Alfano’s Cyrano de Bergerac ****
Royal Opera
Covent Garden, London WC2
Puccini’s Madam Butterfly ****
English National Opera
London Coliseum, London WC2
Sunday Express 14 May 2006
No other tenor can combine the voice, acting ability and sheer staying power of Placido Domingo. He proves it triumphantly as the swashbuckling Cyrano de Bergerac who fights off his attackers while declaiming poetry. To see Domingo fencing with athletic vigour and hitting the top notes simultaneously at 65, the age when many singers opt for an undemanding concert or two, is to see real class in action.
The opera, first produced in1936 and based on Edmond Rostand’s celebrated play, has been oddly neglected for the past 50 years, as has its composer. Nowadays Franco Alfano is known, if at all, as the man who completed the last act of Turandot after Puccini’s death.
The music may be derivative of Alfano’s contemporaries, such as Debussy and Strauss, but it’s a wonderfully operatic story, awash with romantic nostalgia. Cyrano’s monstrously long nose prevents him from declaring his love to the beautiful Roxane. Instead, he composes love letters as a favour for the handsome but dim cadet Christian (Raymond Very), who has caught Roxane’s eye, only to find at the end of his life that she had unwittingly fallen in love with the letter writer.
This co-production with New York’s Metropolitan Opera, directed by Francesca Zambello, lavishly makes up for the years of neglect. Peter Davison’s sets are solidly traditional, recreating each scene in detail, from 17th century Paris streets, to the siege towers of a battlefield, and finally the autumnal convent where Roxane has retired after the death in battle of her husband.
Domingo catches the pathos of Cyrano’s loneliness under his ebullience in a generously acted performance. American soprano Sondra Radvanovsky brings a hard-edged quality to the lovely Roxane, as well as a stupendously powerful voice.
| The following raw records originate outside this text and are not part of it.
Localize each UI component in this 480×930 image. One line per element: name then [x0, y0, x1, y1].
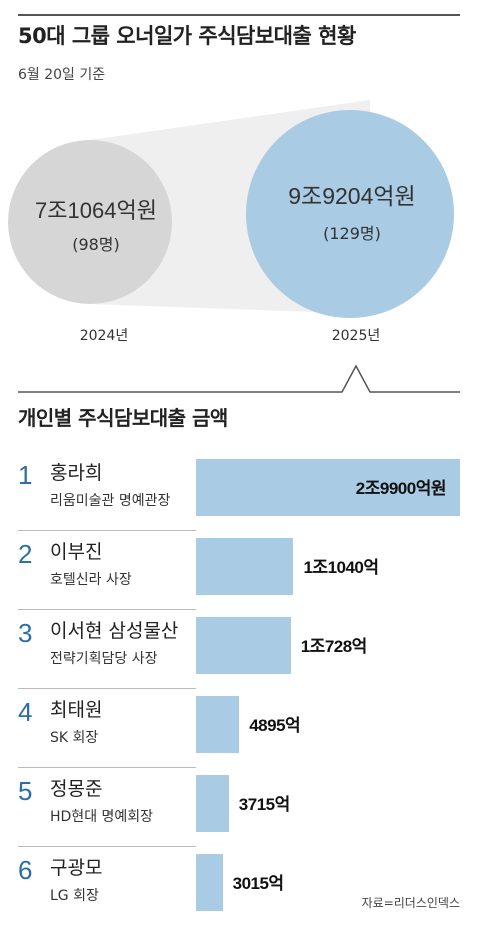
bar-value-label: 1조728억 — [300, 637, 368, 656]
bubble-value-2024: 7조1064억원 — [35, 198, 157, 223]
bar-row: 5 정몽준 HD현대 명예회장 3715억 — [18, 768, 460, 847]
bar — [196, 775, 229, 832]
bar-value-label: 4895억 — [249, 716, 301, 735]
person-role: 리움미술관 명예관장 — [50, 493, 171, 509]
section-title: 개인별 주식담보대출 금액 — [18, 406, 228, 430]
bar — [196, 854, 223, 911]
person-name: 이부진 — [50, 541, 103, 563]
person-name: 정몽준 — [50, 778, 103, 800]
bar — [196, 696, 240, 753]
bar-row: 6 구광모 LG 회장 3015억 — [18, 847, 460, 926]
person-role: 호텔신라 사장 — [50, 572, 132, 588]
bar — [196, 538, 294, 595]
rank-number: 3 — [18, 618, 33, 648]
person-role: LG 회장 — [50, 888, 99, 904]
section-divider — [18, 364, 460, 393]
bubble-count-2025: (129명) — [323, 224, 381, 243]
row-separator — [18, 688, 196, 689]
person-name: 이서현 삼성물산 — [50, 620, 179, 642]
bar — [196, 617, 291, 674]
year-label-2024: 2024년 — [80, 328, 129, 344]
bar-value-label: 1조1040억 — [303, 558, 379, 577]
bar-value-label: 2조9900억원 — [355, 479, 447, 498]
person-name: 구광모 — [50, 857, 103, 879]
bubble-value-2025: 9조9204억원 — [288, 183, 415, 209]
bar-value-label: 3715억 — [238, 795, 290, 814]
person-name: 최태원 — [50, 699, 103, 721]
source-note: 자료=리더스인덱스 — [361, 896, 460, 910]
rank-number: 6 — [18, 855, 33, 885]
bubble-count-2024: (98명) — [72, 235, 120, 254]
bubble-2024 — [8, 140, 172, 304]
row-separator — [18, 767, 196, 768]
row-separator — [18, 609, 196, 610]
chart-title: 50대 그룹 오너일가 주식담보대출 현황 — [18, 24, 356, 48]
rank-number: 4 — [18, 697, 33, 727]
rank-number: 2 — [18, 539, 33, 569]
bar — [196, 459, 460, 516]
row-separator — [18, 846, 196, 847]
rank-number: 5 — [18, 776, 33, 806]
person-role: HD현대 명예회장 — [50, 809, 154, 825]
person-role: SK 회장 — [50, 730, 99, 746]
person-name: 홍라희 — [50, 462, 103, 484]
chart-subtitle: 6월 20일 기준 — [18, 67, 106, 83]
rank-number: 1 — [18, 460, 33, 490]
bar-value-label: 3015억 — [232, 874, 284, 893]
top-rule — [18, 14, 460, 16]
row-separator — [18, 530, 196, 531]
bubble-chart: 7조1064억원 (98명) 9조9204억원 (129명) 2024년 202… — [8, 100, 460, 393]
person-role: 전략기획담당 사장 — [50, 651, 158, 667]
bar-row: 4 최태원 SK 회장 4895억 — [18, 689, 460, 768]
bubble-2025 — [246, 110, 454, 318]
year-label-2025: 2025년 — [332, 328, 381, 344]
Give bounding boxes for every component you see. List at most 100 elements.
A breath-taking evening that ends, like Cyrano himself, with panache.
One of the most beautiful sights in Anthony Minghella’s production of Madam Butterfly comes at the very beginning of the opera. A black-mirrored wall is raised to reveal a horizon floodlit by red. Over the horizon appears a young Japanese bride in a kimono, sashed with a scarlet obi. The ends trail behind her like two blood-red rivers as she descends the steps, a premonition of Madam Butterfly’s tragic fate.
Of the effects inspired by traditional Japanese theatre, the simplest are the best – as with the paper lanterns to indicate a moonlit night and the flocks of origami birds. Less successful is the use of puppets, with Butterfly’s child by her faithless American lover, Pinkerton, a doll manipulated by three black-veiled figures, distancing you from the emotion of the scene.
Puccini’s opera is disquietingly relevant in its story of sexual tourism in the Far East. Janice Watson, as Butterfly, sings with a purity of tone and a touch of steel that reveals Butterfly’s underlying resolution – to die with honour rather than to live dishonorably.